FALLIMENTO TERME DI FOGLIANO – LA PROCURA DI LATINA INIZIA A SCAVARE!

Dodici attivisti di questo gruppo civico politico, nel mese di maggio dell’anno scorso, hanno presentato un esposto alla Corte dei Conti del Lazio e alla Procura della Repubblica di Latina, teso a chiedere l’accertamento delle responsabilità politico amministrative che hanno portato al fallimento della società “Terme di Fogiano”, partecipata del Comune e della Provincia di Latina.
Questo gruppo (già autore dell’esposto sulla piscina comunale che, nel 2016, innescò l’operazione “Olimpia” e determinò l’arresto dell’ex sindaco, di noti politici, amministratori e professionisti locali) non può che ritenersi soddisfatto dell’avvio delle indagini delegate, dal sostituto procuratore Claudio De Lazzaro ai militari del nucleo di polizia tributaria della Guardia di Finanza di Latina, intese a comprendere le ragioni e, magari, individuare i possibili responsabili di un fallimento politico, economico, territoriale che si è protratto per più di sessant’anni.
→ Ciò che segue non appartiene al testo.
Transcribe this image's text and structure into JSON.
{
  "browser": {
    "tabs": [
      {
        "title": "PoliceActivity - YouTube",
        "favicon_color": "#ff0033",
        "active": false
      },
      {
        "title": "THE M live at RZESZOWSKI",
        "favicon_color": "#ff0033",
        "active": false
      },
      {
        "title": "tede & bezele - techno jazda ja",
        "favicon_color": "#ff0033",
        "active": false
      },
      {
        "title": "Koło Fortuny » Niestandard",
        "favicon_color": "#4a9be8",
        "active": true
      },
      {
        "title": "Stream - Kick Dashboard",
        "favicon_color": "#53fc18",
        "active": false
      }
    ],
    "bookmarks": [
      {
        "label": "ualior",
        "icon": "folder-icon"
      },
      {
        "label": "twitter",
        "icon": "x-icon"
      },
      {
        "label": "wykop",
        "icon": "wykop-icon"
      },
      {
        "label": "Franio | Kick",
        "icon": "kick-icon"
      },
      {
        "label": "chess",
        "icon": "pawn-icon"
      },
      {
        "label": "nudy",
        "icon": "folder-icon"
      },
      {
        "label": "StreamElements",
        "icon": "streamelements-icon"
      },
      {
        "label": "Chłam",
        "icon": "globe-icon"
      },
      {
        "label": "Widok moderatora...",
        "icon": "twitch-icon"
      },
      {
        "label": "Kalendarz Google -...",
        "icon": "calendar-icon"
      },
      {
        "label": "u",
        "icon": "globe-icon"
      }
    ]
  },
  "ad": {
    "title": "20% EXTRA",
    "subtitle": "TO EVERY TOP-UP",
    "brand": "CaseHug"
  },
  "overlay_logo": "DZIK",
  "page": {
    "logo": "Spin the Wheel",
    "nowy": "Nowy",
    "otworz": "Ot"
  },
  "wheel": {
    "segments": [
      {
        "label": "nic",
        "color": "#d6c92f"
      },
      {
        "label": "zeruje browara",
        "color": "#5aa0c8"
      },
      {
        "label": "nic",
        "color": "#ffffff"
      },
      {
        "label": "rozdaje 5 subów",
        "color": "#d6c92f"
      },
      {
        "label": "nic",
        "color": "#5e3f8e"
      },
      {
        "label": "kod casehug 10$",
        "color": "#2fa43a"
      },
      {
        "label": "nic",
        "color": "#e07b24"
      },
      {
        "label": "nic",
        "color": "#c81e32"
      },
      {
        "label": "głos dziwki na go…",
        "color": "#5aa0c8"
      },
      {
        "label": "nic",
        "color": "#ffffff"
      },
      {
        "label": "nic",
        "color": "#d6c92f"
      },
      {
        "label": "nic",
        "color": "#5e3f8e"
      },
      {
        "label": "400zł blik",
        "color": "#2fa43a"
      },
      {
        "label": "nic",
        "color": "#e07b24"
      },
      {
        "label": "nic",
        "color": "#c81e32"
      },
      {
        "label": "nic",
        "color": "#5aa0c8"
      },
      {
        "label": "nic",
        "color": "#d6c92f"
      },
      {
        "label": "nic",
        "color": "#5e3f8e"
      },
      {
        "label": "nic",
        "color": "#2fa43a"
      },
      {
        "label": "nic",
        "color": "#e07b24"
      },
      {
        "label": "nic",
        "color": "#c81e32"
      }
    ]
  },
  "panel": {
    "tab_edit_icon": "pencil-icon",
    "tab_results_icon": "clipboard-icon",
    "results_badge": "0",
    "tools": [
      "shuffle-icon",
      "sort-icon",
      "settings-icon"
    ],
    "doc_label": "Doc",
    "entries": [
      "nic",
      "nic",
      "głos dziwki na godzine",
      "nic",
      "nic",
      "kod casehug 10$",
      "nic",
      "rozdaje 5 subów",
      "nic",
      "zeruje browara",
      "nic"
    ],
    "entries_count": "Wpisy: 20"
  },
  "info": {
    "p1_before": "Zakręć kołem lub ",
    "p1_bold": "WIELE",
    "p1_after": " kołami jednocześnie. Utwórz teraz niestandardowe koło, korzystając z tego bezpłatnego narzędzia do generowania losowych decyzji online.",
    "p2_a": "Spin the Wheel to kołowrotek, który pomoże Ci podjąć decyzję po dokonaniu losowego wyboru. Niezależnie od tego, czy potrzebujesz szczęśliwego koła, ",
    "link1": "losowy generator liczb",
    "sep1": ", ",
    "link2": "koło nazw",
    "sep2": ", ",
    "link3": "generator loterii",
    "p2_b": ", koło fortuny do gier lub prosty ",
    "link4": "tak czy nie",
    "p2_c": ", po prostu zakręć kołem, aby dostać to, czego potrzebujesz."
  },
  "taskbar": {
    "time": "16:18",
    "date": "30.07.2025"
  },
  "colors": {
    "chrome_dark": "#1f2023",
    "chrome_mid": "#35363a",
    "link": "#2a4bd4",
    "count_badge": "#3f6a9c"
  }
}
Una delle pagine più vergognose della storia di Latina dove la burocrazia, gli interessi, la sciatteria e l’ignavia hanno avuto il sopravvento rispetto all’idea di sviluppo di un’area che ieri era pubblica e domani sarà privata.
Come “privati” saranno i diritti di quei cittadini che hanno perduto un bene comune che da risorsa si è tramutato in debito.
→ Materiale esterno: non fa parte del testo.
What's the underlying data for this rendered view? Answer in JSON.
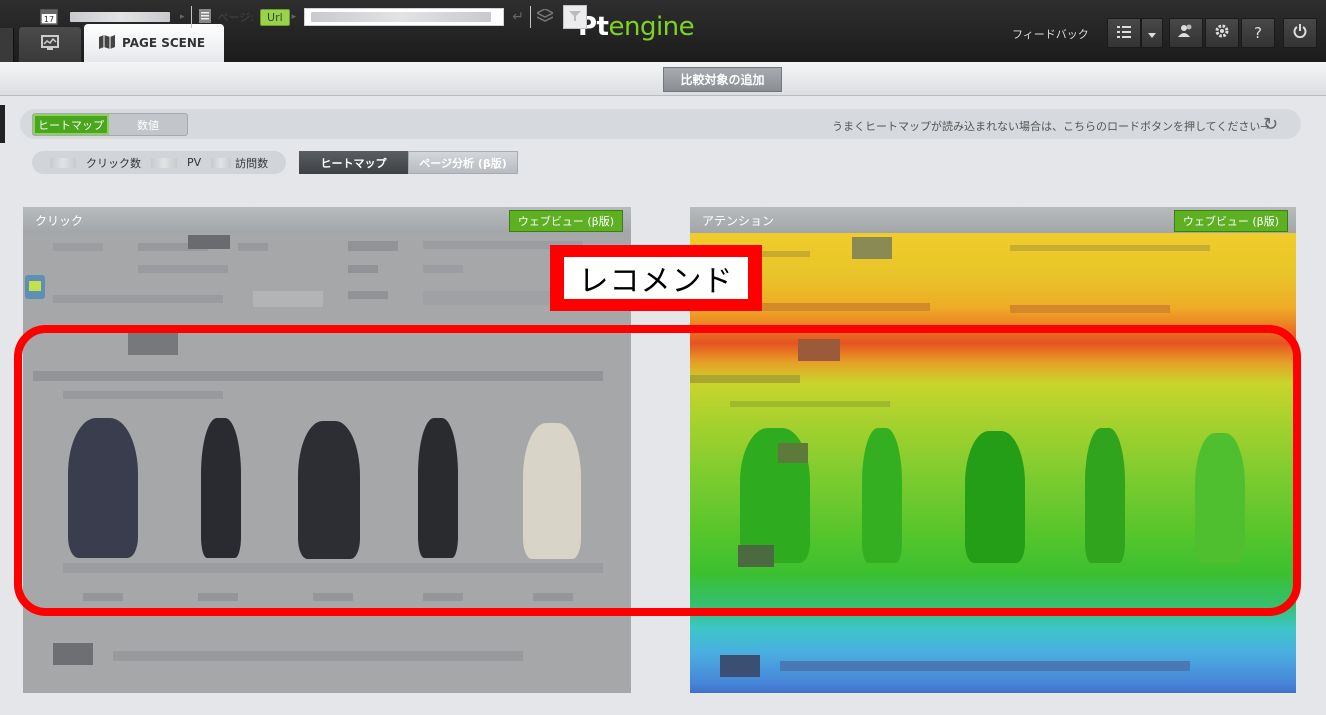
{
  "app": {
    "tabs": [
      {
        "name": "monitor",
        "icon": "monitor-icon"
      },
      {
        "name": "page-scene",
        "label": "PAGE SCENE",
        "icon": "map-icon"
      }
    ],
    "logo": {
      "prefix": "Pt",
      "suffix": "engine"
    },
    "feedback_label": "フィードバック",
    "toolbar_icons": [
      "list-icon",
      "caret-down-icon",
      "users-icon",
      "gear-icon",
      "help-icon",
      "power-icon"
    ],
    "help_glyph": "?"
  },
  "subbar": {
    "date_icon_day": "17",
    "page_label": "ページ:",
    "url_badge": "Url",
    "compare_button": "比較対象の追加"
  },
  "mode": {
    "heatmap_tab": "ヒートマップ",
    "numbers_tab": "数値",
    "notice": "うまくヒートマップが読み込まれない場合は、こちらのロードボタンを押してください→"
  },
  "metrics": {
    "clicks": "クリック数",
    "pv": "PV",
    "visits": "訪問数",
    "heatmap_button": "ヒートマップ",
    "page_analysis_button": "ページ分析 (β版)"
  },
  "panels": {
    "left": {
      "title": "クリック",
      "webview": "ウェブビュー (β版)"
    },
    "right": {
      "title": "アテンション",
      "webview": "ウェブビュー (β版)"
    }
  },
  "annotation": {
    "label": "レコメンド",
    "color": "#ff0000"
  }
}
Una storia simile alle tante che hanno ferito e mortificato la nostra giovane città, umiliando e depredando la sua collettività.
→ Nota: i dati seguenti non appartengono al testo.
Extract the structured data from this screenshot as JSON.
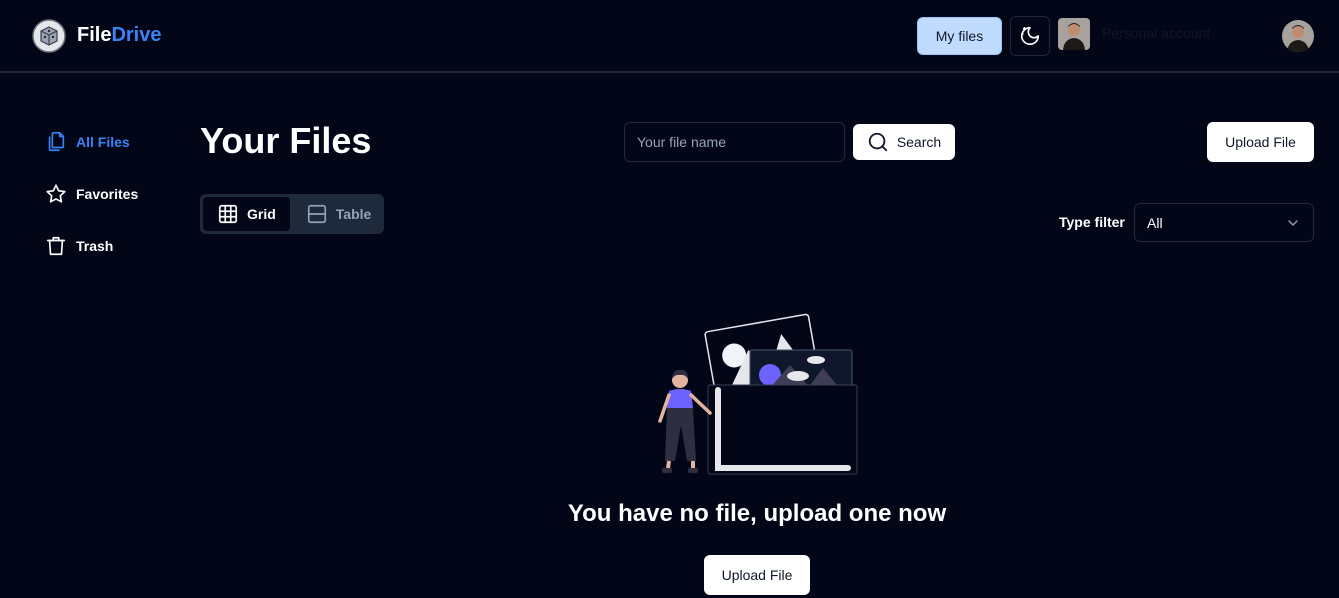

Ringraziamo dunque Gianluca Bono, Luca Pietrolucci, Massimo Lupi, Bernardo Bassoli, Alessandranna Nocella, Diana S., Valeria Scognamiglio, Nemesio Ricci, Andrea Stabile, Emanuele Coletti, Gaetano Bersani e Gaia Pernarella, per non aver abbassato la testa davanti l’arroganza di chi, con i beni della collettività, crede di poter fare qualsiasi cosa.
Ora non ci resta che attendere, fiduciosi, gli sviluppi di questa inchiesta.